In this groundbreaking work, Leo Panitch and Sam Gindin demonstrate the intimate relationship between modern capitalism and the American state, including its role as an “informal empire” promoting free trade and capital movements. Through a powerful historical survey, they show how the US has superintended the restructuring of other states in favor of competitive markets and coordinated the management of increasingly frequent financial crises.
The Making of Global Capitalism, through its highly original analysis of the first great economic crisis of the twenty-first century, identifies the centrality of the social conflicts that occur within states rather than between them. These emerging fault lines hold out the possibility of new political movements transforming nation states and transcending global markets.
PUBLISHERS WEEKLY
In this sweeping, timely, and well-researched study of global capitalism, York University political scientist Panitch and York University visiting social justice scholar Gindin (coauthors, with Greg Albo, of In and Out of Crisis: The Global Financial Meltdown and Left Alternatives) trace economic developments from the 1944 Bretton Woods conference to the present. Panitch and Gindin maintain that after WWII, U.S. officials did not pursue a narrow conventional concept of national self-interest; rather, in pushing for nondiscriminatory international access for capital, "European capitalists forged ties with American capitalists both within Europe and within the US," strengthening cross-border capitalist powers.
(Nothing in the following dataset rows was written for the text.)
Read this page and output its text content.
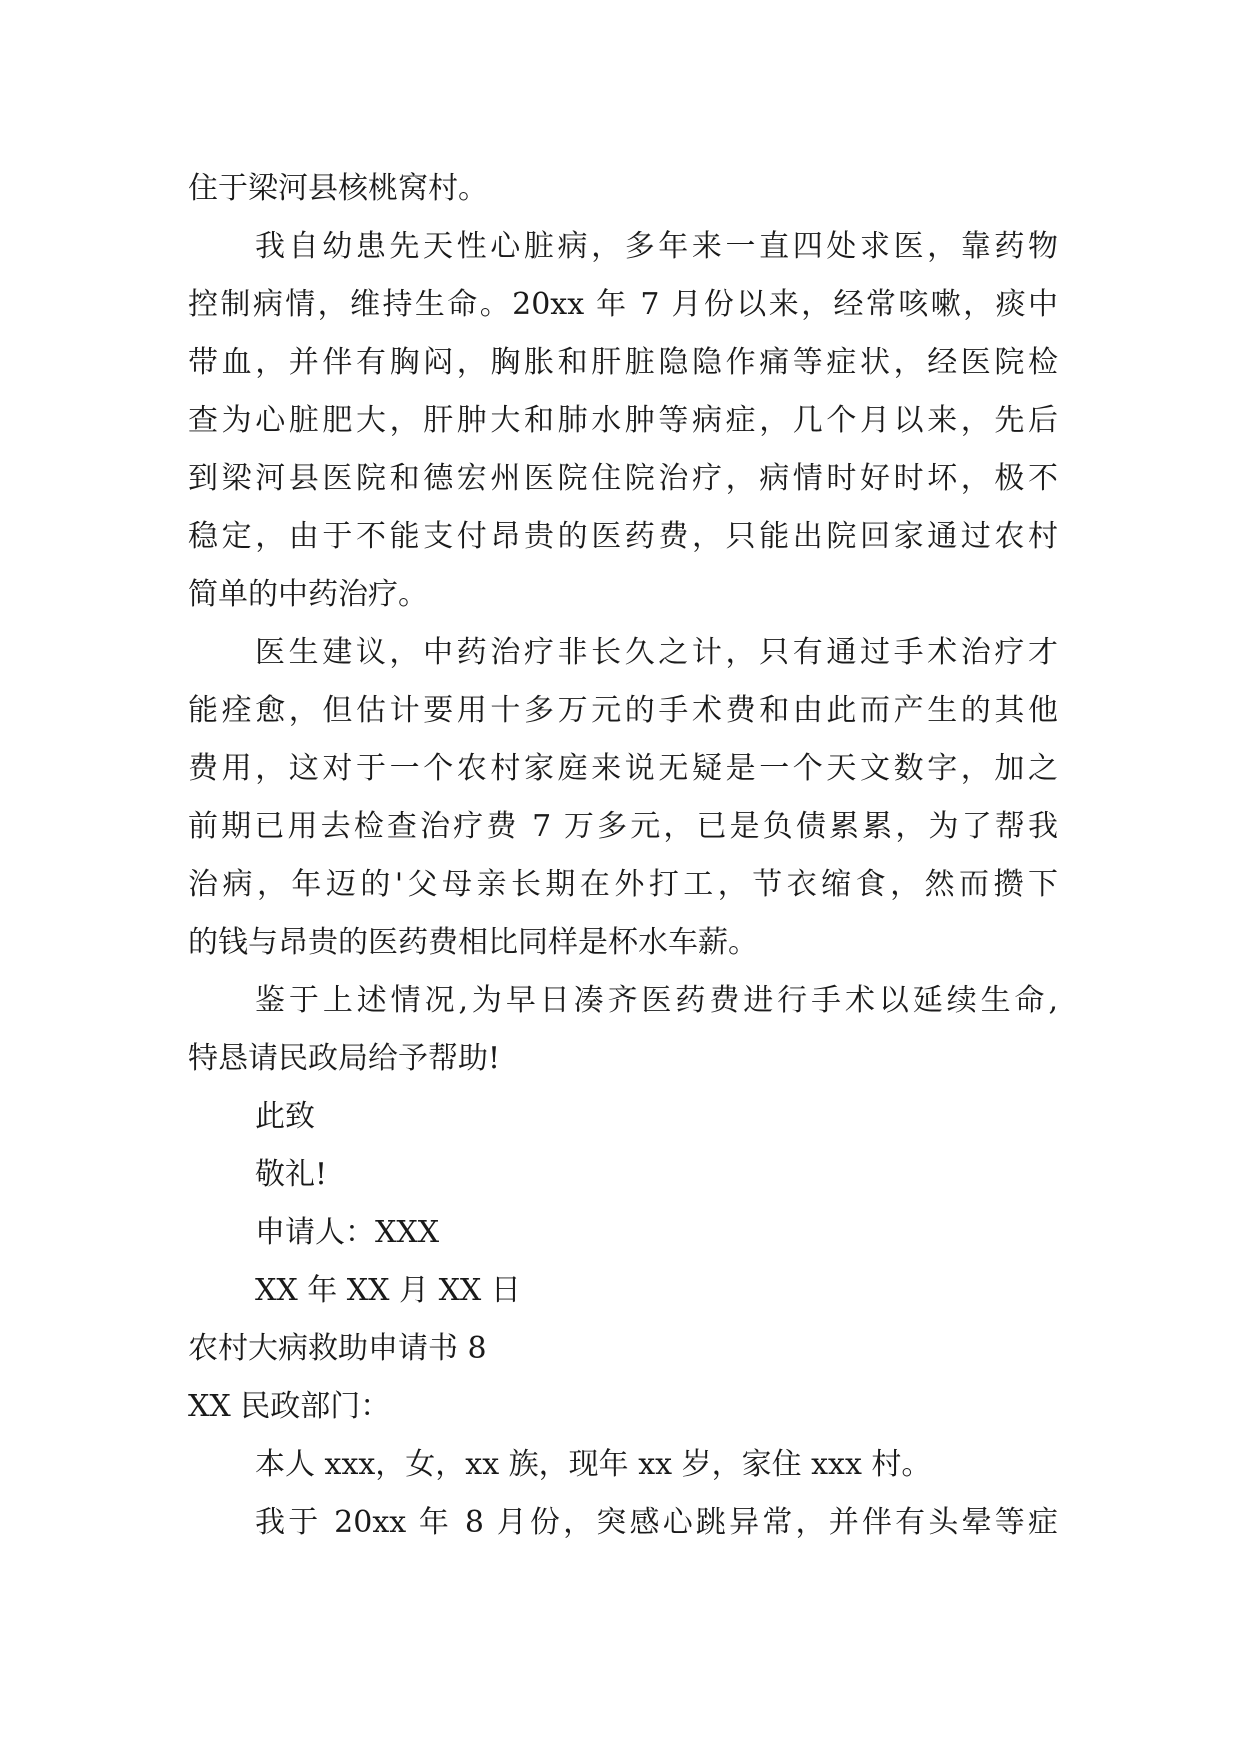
住于梁河县核桃窝村。
我自幼患先天性心脏病，多年来一直四处求医，靠药物
控制病情，维持生命。20xx 年 7 月份以来，经常咳嗽，痰中
带血，并伴有胸闷，胸胀和肝脏隐隐作痛等症状，经医院检
查为心脏肥大，肝肿大和肺水肿等病症，几个月以来，先后
到梁河县医院和德宏州医院住院治疗，病情时好时坏，极不
稳定，由于不能支付昂贵的医药费，只能出院回家通过农村
简单的中药治疗。
医生建议，中药治疗非长久之计，只有通过手术治疗才
能痊愈，但估计要用十多万元的手术费和由此而产生的其他
费用，这对于一个农村家庭来说无疑是一个天文数字，加之
前期已用去检查治疗费 7 万多元，已是负债累累，为了帮我
治病，年迈的'父母亲长期在外打工，节衣缩食，然而攒下
的钱与昂贵的医药费相比同样是杯水车薪。
鉴于上述情况,为早日凑齐医药费进行手术以延续生命,
特恳请民政局给予帮助!
此致
敬礼!
申请人：XXX
XX 年 XX 月 XX 日
农村大病救助申请书 8
XX 民政部门：
本人 xxx，女，xx 族，现年 xx 岁，家住 xxx 村。
我于 20xx 年 8 月份，突感心跳异常，并伴有头晕等症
If this argument stretches the concept of class unity to a perhaps untenable solidity, it also underscores the evolution of "a truly global financial system based on the internationalization of the U.S. financial system." However, decades later, global capital mobility led to 72 financial crises in the 1990s among low- and middle-income nations. The authors conclude that "turning the financial institutions that are the life-blood of global capitalism into public utilities" is a "necessary prerequisite for social justice and democracy"; whether this is a desirable, or even plausible, action need not vitiate the merits of the authors' compelling arguments.